Third, the funding structure for entitlements remains highly regressive. Payroll taxes are regressive to begin with, but the Social Security tax is even more so because the tax only applies to the first $100k or so of income. Lifting the cap would make it more equitable, to be sure, but doing so would not only unite Republicans in opposition, it would force President Obama to break his pledge to not raise taxes on those making less than $250k. Negotiators could provide a doughnut hole, but it still makes no sense to expect a poor elderly person to accept fewer benefits so that someone making $175k will not see her taxes go up.

President Obama called for action on three items the morning after the shutdown: the budget, immigration reform and a farm bill. These last two have the added benefit for Obama of dividing the Republican Party. But, if you want to unite Republicans, suggest a tax increase. The same proposal is likely to divide Democrats. What then should we do on the budget?

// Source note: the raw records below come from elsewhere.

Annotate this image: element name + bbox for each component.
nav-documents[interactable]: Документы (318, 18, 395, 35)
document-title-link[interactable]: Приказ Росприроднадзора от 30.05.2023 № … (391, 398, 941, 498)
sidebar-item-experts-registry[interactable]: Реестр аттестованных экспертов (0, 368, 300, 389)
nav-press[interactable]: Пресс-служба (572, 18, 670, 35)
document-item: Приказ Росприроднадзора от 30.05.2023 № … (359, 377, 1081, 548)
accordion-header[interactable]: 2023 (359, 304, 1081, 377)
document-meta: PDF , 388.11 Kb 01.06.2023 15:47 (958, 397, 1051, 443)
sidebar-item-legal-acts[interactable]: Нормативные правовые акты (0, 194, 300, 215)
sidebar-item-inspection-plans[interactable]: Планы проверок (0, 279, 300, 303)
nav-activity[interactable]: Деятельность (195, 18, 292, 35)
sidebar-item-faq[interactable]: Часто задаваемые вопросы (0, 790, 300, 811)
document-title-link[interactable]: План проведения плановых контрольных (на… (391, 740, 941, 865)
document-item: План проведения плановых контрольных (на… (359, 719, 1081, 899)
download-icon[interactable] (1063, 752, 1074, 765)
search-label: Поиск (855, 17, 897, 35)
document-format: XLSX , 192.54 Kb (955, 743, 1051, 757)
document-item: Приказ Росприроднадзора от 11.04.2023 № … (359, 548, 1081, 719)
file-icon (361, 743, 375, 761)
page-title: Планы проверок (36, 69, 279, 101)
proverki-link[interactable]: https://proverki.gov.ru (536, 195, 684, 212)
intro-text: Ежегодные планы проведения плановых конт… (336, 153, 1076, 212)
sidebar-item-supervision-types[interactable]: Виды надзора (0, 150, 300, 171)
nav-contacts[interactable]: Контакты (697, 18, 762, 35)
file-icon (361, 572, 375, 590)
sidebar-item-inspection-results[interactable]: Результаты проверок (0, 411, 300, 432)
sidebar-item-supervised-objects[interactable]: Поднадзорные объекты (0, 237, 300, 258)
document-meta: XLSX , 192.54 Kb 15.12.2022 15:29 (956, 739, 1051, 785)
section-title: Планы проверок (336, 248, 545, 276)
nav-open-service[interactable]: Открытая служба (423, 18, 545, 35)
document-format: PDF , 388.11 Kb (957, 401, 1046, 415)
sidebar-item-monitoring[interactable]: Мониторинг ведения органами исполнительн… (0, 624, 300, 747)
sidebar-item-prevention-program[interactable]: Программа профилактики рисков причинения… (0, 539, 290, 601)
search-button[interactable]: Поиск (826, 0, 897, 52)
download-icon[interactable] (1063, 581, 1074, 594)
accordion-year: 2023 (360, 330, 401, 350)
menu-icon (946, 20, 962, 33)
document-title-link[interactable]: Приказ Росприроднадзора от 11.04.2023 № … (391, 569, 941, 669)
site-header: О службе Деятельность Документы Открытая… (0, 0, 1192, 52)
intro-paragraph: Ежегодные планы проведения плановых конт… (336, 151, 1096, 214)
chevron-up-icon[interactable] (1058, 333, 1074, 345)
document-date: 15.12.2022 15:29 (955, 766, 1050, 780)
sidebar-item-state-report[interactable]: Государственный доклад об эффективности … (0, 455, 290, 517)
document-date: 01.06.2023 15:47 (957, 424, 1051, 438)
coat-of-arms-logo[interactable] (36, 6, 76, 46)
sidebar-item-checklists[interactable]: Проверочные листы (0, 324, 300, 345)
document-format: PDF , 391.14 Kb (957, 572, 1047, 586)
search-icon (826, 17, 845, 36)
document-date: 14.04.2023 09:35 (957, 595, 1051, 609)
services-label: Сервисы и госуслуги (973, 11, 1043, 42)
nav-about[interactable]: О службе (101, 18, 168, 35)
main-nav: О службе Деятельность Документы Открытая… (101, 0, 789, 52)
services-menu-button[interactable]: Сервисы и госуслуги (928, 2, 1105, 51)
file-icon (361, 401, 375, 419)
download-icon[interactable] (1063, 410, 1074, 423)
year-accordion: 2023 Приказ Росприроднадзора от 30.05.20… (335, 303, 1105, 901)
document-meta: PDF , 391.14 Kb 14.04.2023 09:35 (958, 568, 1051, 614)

I would set entitlements aside until sanity returns to the GOP and they are willing to exchange a benefit cut for a tax increase. Until that time, Democrats and Republicans should turn their attention to tax reform. Simplifying the tax code has always garnered wide bipartisan support and the last major whack at the tax code was in 1986. It is time to greatly simplify the code, eliminating special tax treatments, and lowering rates. Not the last word there – lowering rates. One of the ways to help fix the government’s long-term fiscal issues is to lower the rates gradually over, say, three to five years. It is still a tax cut, even in the first year, for the vast majority of companies. Only those companies that get obscenely generous treatment from the tax code might see their rates go up for a year or two before reaching equilibrium when the lower rates are fully implemented. Whatever additional savings are generated should go into the Social Security trust fund.

If the President were to work out an agreement for major tax reform with the GOP, he might lay the groundwork to pass immigration reform and the farm bill, both of which are urgent matters. The long term economic advantages of immigration reform are also likely to improve the budget picture. But, as for entitlements, ne touche pas!